I'd been bleeding myself into the sink on the night the lady above us died. Truth be told, nobody noticed until a week later. But looking back I should have recognized that seeping sensation. The one that stained the ceiling of the green-tiled kitchen in my mind. Or noticed how the lone light over the sink seemed to make my arms look more lifeless than usual.
In any case, a week passes and Jamie ends up in my doorway telling me about the dead woman. He raises his eyebrows about my lack of surprise and proceeds to tell me about some practices in Japan. I think it had something to do with not sleeping in rooms below the dead. I can't be sure. In the end he raids my fridge and exits my apartment, leaving me feeling the uneasiness of the light on my skin.
The next day Clara from next door brings me some cookies, claiming she made too many for herself. I smile. She blushes. And I think for a moment to invite her in.
This doesn't happen.
Her eyes sink back into her head and all of her teeth fall out.
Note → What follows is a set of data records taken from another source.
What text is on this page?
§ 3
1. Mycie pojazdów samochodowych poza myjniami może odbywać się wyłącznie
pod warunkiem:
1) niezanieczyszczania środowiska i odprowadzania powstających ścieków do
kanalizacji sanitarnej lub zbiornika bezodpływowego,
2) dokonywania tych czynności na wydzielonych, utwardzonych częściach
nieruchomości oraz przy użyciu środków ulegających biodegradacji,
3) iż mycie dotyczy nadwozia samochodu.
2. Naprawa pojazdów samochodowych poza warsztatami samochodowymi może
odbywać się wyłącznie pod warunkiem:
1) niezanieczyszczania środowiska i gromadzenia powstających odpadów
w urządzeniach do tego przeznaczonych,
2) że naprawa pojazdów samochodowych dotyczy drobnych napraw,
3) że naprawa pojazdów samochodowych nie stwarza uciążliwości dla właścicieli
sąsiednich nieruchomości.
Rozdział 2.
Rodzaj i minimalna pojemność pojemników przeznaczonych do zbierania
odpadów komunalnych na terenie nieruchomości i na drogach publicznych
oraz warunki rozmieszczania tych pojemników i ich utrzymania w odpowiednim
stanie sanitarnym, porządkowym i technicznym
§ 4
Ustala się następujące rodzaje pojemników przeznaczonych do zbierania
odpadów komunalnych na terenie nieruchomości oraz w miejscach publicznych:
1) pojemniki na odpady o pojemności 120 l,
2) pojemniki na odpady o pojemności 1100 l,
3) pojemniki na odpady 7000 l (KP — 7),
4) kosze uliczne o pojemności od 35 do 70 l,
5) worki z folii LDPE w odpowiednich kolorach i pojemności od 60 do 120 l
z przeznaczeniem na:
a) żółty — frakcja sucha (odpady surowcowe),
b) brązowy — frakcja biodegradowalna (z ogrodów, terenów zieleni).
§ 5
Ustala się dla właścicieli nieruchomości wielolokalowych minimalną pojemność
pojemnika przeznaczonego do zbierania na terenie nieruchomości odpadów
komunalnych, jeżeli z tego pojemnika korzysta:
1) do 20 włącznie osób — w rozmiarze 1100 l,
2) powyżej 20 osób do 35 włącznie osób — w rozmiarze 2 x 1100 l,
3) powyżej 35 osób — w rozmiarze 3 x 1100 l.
Later on, after Jamie had forced me to eat a sandwich, I related this to him. He tells me I'm crazy. I frown and gaze up at the off-white of my ceiling, trying to think of a rebuttal to that I haven't said before. Someone smiles, but is isn't either of us.
It's a day after that I pull my rusty twin bed away from the walls. I can still feel the woman's death slowly seeping down and it's starting to make me nervous. Even when I walked to the lobby to retrieve my mail I could feel it in the distance...a blob of foggy black. And when I get back I debate going in. I can almost see it now and it makes my apartment look like some sort of tomb.
Clara comes by later to ask me if I'm sick. Her nose is gone.
That afternoon I block off the door to my room and feed a bit of myself to the sink. I keep thinking if I can satiate the thing in the basement for now it won't be feeling eager to help the death in my walls spread to the others. On the side where I share a wall with Clara it's the darkest. Sometimes when I look at it I see her new face as a glossy-white reflection. If it gets any darker...I get the feeling she'd be able to walk through.
No…no, we're not having any of that.